Thursday, December 22, 2011

Two Small Christmas Miracles


By 

Every once in a great while, the public education community slips up 
and forgets its NEA-dictated politically correct liberalism.
It happened last year at a Long Island middle school awards ceremony, when a soldier just back from Iraq was honored by allowing him to present a good citizenship citation to a student.
After being introduced and before he was able to make the presentation, the soldier was showered with appreciation by the 800-strong audience. They leaped to their collective feet to offer their own award for his service, a standing ovation that went on for minutes.

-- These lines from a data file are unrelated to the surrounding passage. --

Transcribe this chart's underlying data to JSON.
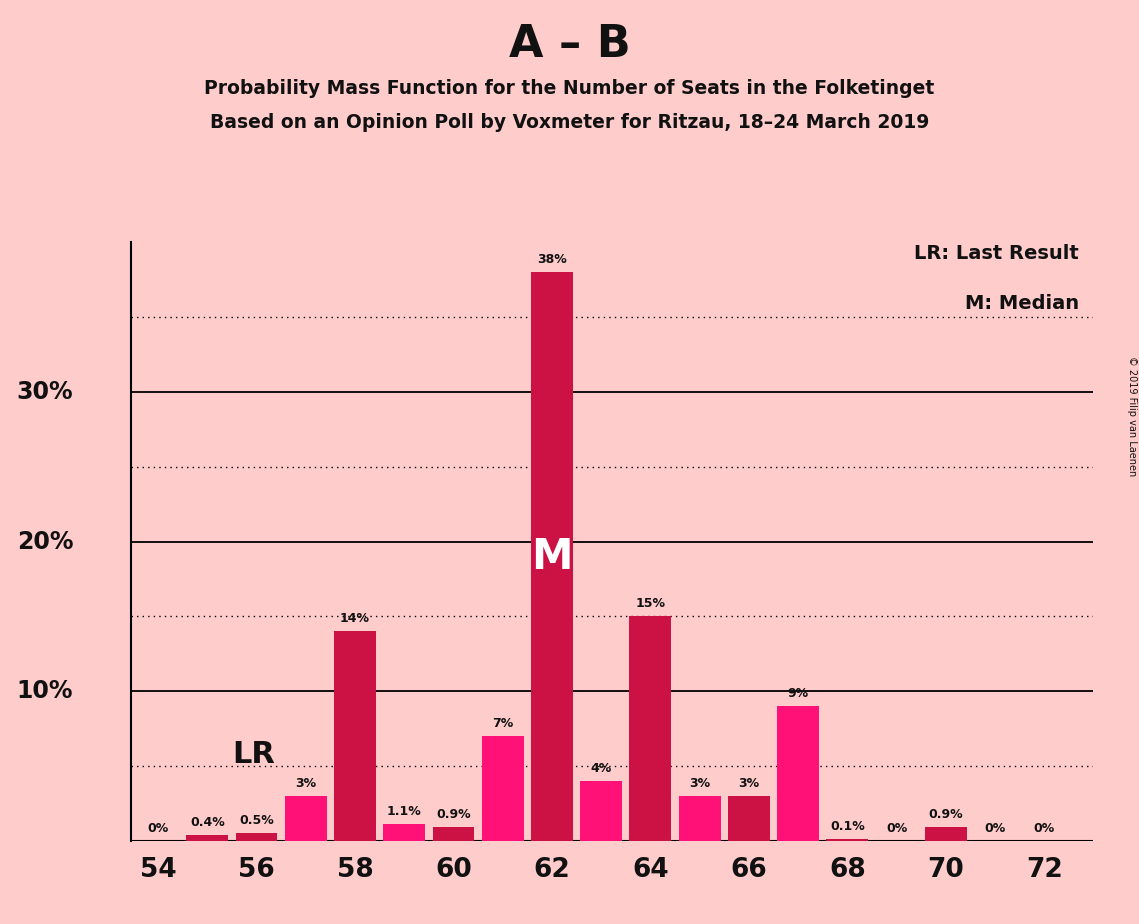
{
  "title_main": "A – B",
  "title_sub1": "Probability Mass Function for the Number of Seats in the Folketinget",
  "title_sub2": "Based on an Opinion Poll by Voxmeter for Ritzau, 18–24 March 2019",
  "copyright": "© 2019 Filip van Laenen",
  "legend_lr": "LR: Last Result",
  "legend_m": "M: Median",
  "seats": [
    54,
    55,
    56,
    57,
    58,
    59,
    60,
    61,
    62,
    63,
    64,
    65,
    66,
    67,
    68,
    69,
    70,
    71,
    72
  ],
  "values": [
    0.0,
    0.4,
    0.5,
    3.0,
    14.0,
    1.1,
    0.9,
    7.0,
    38.0,
    4.0,
    15.0,
    3.0,
    3.0,
    9.0,
    0.1,
    0.0,
    0.9,
    0.0,
    0.0
  ],
  "labels": [
    "0%",
    "0.4%",
    "0.5%",
    "3%",
    "14%",
    "1.1%",
    "0.9%",
    "7%",
    "38%",
    "4%",
    "15%",
    "3%",
    "3%",
    "9%",
    "0.1%",
    "0%",
    "0.9%",
    "0%",
    "0%"
  ],
  "colors": [
    "#CC1144",
    "#CC1144",
    "#CC1144",
    "#FF1177",
    "#CC1144",
    "#FF1177",
    "#CC1144",
    "#FF1177",
    "#CC1144",
    "#FF1177",
    "#CC1144",
    "#FF1177",
    "#CC1144",
    "#FF1177",
    "#CC1144",
    "#FF1177",
    "#CC1144",
    "#FF1177",
    "#CC1144"
  ],
  "background_color": "#FFCCCC",
  "bar_width": 0.85,
  "xlim": [
    53.45,
    73.0
  ],
  "ylim": [
    0,
    42
  ],
  "ytick_labels_shown": [
    "10%",
    "20%",
    "30%"
  ],
  "ytick_positions_shown": [
    10,
    20,
    30
  ],
  "xticks": [
    54,
    56,
    58,
    60,
    62,
    64,
    66,
    68,
    70,
    72
  ],
  "median_seat": 62,
  "dotted_line_y": [
    5,
    15,
    25,
    35
  ],
  "solid_line_y": [
    10,
    20,
    30
  ],
  "font_color": "#111111",
  "lr_x": 55.5,
  "lr_y": 5.8
}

Teachers and school administrators in the district, which will not be identified to protect the innocent, were belatedly embarrassed into joining in.
Well, it happened again, this time at a concert-not a Christmas concert, of course, but rather a "winter concert"-at a high school in the same district where not only were America's armed forces honored but Christmas melodies, including religious-themed hymns, were performed and met with comparable approbation.

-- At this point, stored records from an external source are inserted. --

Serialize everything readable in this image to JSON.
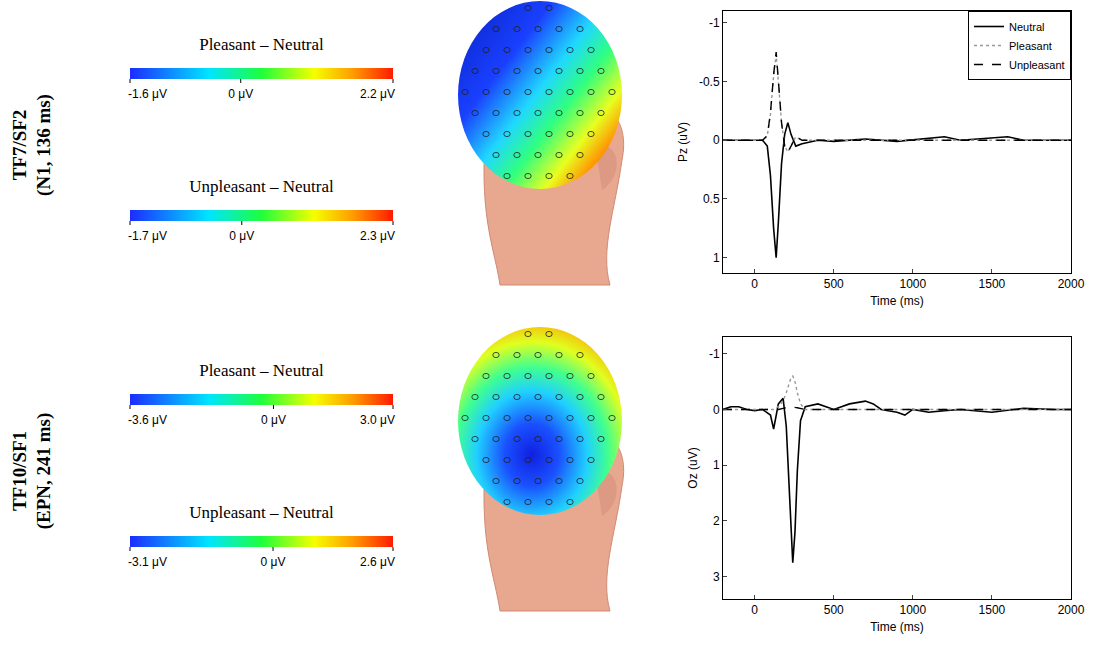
{
  "panels": [
    {
      "row_label": [
        "TF7/SF2",
        "(N1, 136 ms)"
      ],
      "colorbars": [
        {
          "title": "Pleasant – Neutral",
          "range": [
            -1.6,
            2.2
          ],
          "ticks": [
            {
              "value": -1.6,
              "label": "-1.6 μV"
            },
            {
              "value": 0,
              "label": "0 μV"
            },
            {
              "value": 2.2,
              "label": "2.2 μV"
            }
          ]
        },
        {
          "title": "Unpleasant – Neutral",
          "range": [
            -1.7,
            2.3
          ],
          "ticks": [
            {
              "value": -1.7,
              "label": "-1.7 μV"
            },
            {
              "value": 0,
              "label": "0 μV"
            },
            {
              "value": 2.3,
              "label": "2.3 μV"
            }
          ]
        }
      ]
    },
    {
      "row_label": [
        "TF10/SF1",
        "(EPN, 241 ms)"
      ],
      "colorbars": [
        {
          "title": "Pleasant – Neutral",
          "range": [
            -3.6,
            3.0
          ],
          "ticks": [
            {
              "value": -3.6,
              "label": "-3.6 μV"
            },
            {
              "value": 0,
              "label": "0 μV"
            },
            {
              "value": 3.0,
              "label": "3.0 μV"
            }
          ]
        },
        {
          "title": "Unpleasant – Neutral",
          "range": [
            -3.1,
            2.6
          ],
          "ticks": [
            {
              "value": -3.1,
              "label": "-3.1 μV"
            },
            {
              "value": 0,
              "label": "0 μV"
            },
            {
              "value": 2.6,
              "label": "2.6 μV"
            }
          ]
        }
      ]
    }
  ],
  "chart_data": [
    {
      "type": "line",
      "x_label": "Time (ms)",
      "y_label": "Pz (uV)",
      "x": [
        -200,
        -100,
        0,
        50,
        80,
        100,
        120,
        136,
        150,
        170,
        190,
        210,
        230,
        260,
        300,
        400,
        500,
        700,
        900,
        1200,
        1300,
        1600,
        1700,
        2000
      ],
      "series": [
        {
          "name": "Neutral",
          "color": "#000000",
          "line_style": "solid",
          "values": [
            0,
            0,
            0,
            0,
            0.05,
            0.3,
            0.75,
            1.0,
            0.7,
            0.2,
            -0.05,
            -0.15,
            -0.05,
            0.05,
            0.03,
            0,
            0.01,
            -0.01,
            0.01,
            -0.03,
            0,
            -0.03,
            0,
            0
          ]
        },
        {
          "name": "Pleasant",
          "color": "#999999",
          "line_style": "dot",
          "values": [
            0,
            0,
            0,
            0,
            -0.04,
            -0.22,
            -0.55,
            -0.73,
            -0.5,
            -0.15,
            0.05,
            0.1,
            0.05,
            -0.03,
            0,
            0,
            0,
            0,
            0,
            0,
            0,
            0,
            0,
            0
          ]
        },
        {
          "name": "Unpleasant",
          "color": "#000000",
          "line_style": "dash",
          "values": [
            0,
            0,
            0,
            0,
            -0.04,
            -0.23,
            -0.56,
            -0.75,
            -0.51,
            -0.15,
            0.05,
            0.1,
            0.05,
            -0.03,
            0,
            0,
            0,
            0,
            0,
            0,
            0,
            0,
            0,
            0
          ]
        }
      ],
      "xlim": [
        -200,
        2000
      ],
      "xticks": [
        0,
        500,
        1000,
        1500,
        2000
      ],
      "ylim": [
        1.13,
        -1.1
      ],
      "yticks": [
        -1,
        -0.5,
        0,
        0.5,
        1
      ],
      "legend": "upper right"
    },
    {
      "type": "line",
      "x_label": "Time (ms)",
      "y_label": "Oz (uV)",
      "x": [
        -200,
        -150,
        -100,
        -50,
        0,
        50,
        100,
        120,
        150,
        180,
        200,
        215,
        230,
        241,
        255,
        270,
        290,
        320,
        400,
        500,
        600,
        700,
        750,
        800,
        900,
        950,
        1000,
        1100,
        1200,
        1300,
        1500,
        1700,
        1900,
        2000
      ],
      "series": [
        {
          "name": "Neutral",
          "color": "#000000",
          "line_style": "solid",
          "values": [
            0,
            -0.05,
            -0.05,
            0,
            0.02,
            0,
            0.1,
            0.35,
            -0.1,
            -0.2,
            0.3,
            1.2,
            2.3,
            2.75,
            2.2,
            1.1,
            0.2,
            -0.05,
            -0.1,
            0,
            -0.1,
            -0.15,
            -0.1,
            0,
            0.05,
            0.1,
            0,
            0.05,
            0.02,
            0,
            0.05,
            -0.02,
            0,
            0
          ]
        },
        {
          "name": "Pleasant",
          "color": "#999999",
          "line_style": "dot",
          "values": [
            0,
            0,
            0,
            0,
            0,
            0,
            0,
            0,
            -0.05,
            -0.15,
            -0.3,
            -0.45,
            -0.57,
            -0.6,
            -0.5,
            -0.3,
            -0.1,
            0,
            0,
            0,
            0,
            0,
            0,
            0,
            0,
            0,
            0,
            0,
            0,
            0,
            0,
            0,
            0,
            0
          ]
        },
        {
          "name": "Unpleasant",
          "color": "#000000",
          "line_style": "dash",
          "values": [
            0,
            0,
            0,
            0,
            0,
            0,
            0,
            0,
            0,
            -0.02,
            -0.03,
            -0.04,
            -0.05,
            -0.05,
            -0.04,
            -0.03,
            -0.02,
            0,
            0,
            0,
            0,
            0,
            0,
            0,
            0,
            0,
            0,
            0,
            0,
            0,
            0,
            0,
            0,
            0
          ]
        }
      ],
      "xlim": [
        -200,
        2000
      ],
      "xticks": [
        0,
        500,
        1000,
        1500,
        2000
      ],
      "ylim": [
        3.4,
        -1.3
      ],
      "yticks": [
        -1,
        0,
        1,
        2,
        3
      ],
      "legend": "none"
    }
  ]
}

When the National Education Association gets wind of that combined patriotic/religious rebellion, heads will surely roll.
In the greater scheme of political correctness, neither the military tribute nor the celebration of Christmas were earth-shaking yet both represented a radical departure from the PC norm in the Long Island neck of the national woods. They furnished irrefutable proof that there is some hope for sanity in Democrat Lawn Guyland.
After the band director asked veterans and active duty members of the Navy, Army, Marines, and Air Force to stand at the appropriate moment, the Symphonic Band offered selections from the fight songs of all four branches of America's military.
Unprompted, the audience enthusiastically applauded both the servicemen and women and "Anchors Aweigh," "The Caissons Go Rolling Along," "The Marines Hymn," and "The U.S. Air Force."
Pacifists in the audience must have been cringing.
The Festival Chorus then sang a rendition of Vince Guaraldi's "Christmas Time Is Here," a cheery song about sleigh bells and snow flakes which could pass muster even with atheistic grinches. The festival choristers went overboard when they followed that innocuous holiday ditty with the gospel song, "Every Time I Feel the Spirit."
Whatever was the chorus director thinking when he allowed public school kids to sing, "Ev'ry time I feel the spirit moving in my heart, I will pray. Ev'ry time I feel the spirit moving in my heart, I will pray"?
Did he think they were praying to the goddess of political correctness?
Depending on one's perspective, the zenith or the nadir was reached in the winter concert when the Concert Band performed as its final number, Leroy Anderson's medley "A Christmas Festival."
The Concert Band director, who coincidentally happens to be retiring, actually allowed his students to play music repectfully recognizing the reason for the season, music including "Joy to the World," "Hark! The Herald Angels Sing," "Silent Night," and "Adeste Fidelis."
(The fresh-faced teenagers in the band obviously enjoyed their own music and played masterfully and enthusiastically. Although it doesn't come close to the quality of the high school band, ahem, a professional performance of Anderson's "A Christmas Festival" is available for the reader's listening pleasure here http://tiny.cc/qbsc3.)
No, one school and one concert do not constitute a trend, a movement to reverse long-standing, negative attitudes toward the military or toward secularizing Christmas. What it does represent is a sign that not all is lost in this season of hope, that little miracles still happen, and that Long Island is not yet a vast liberal wasteland.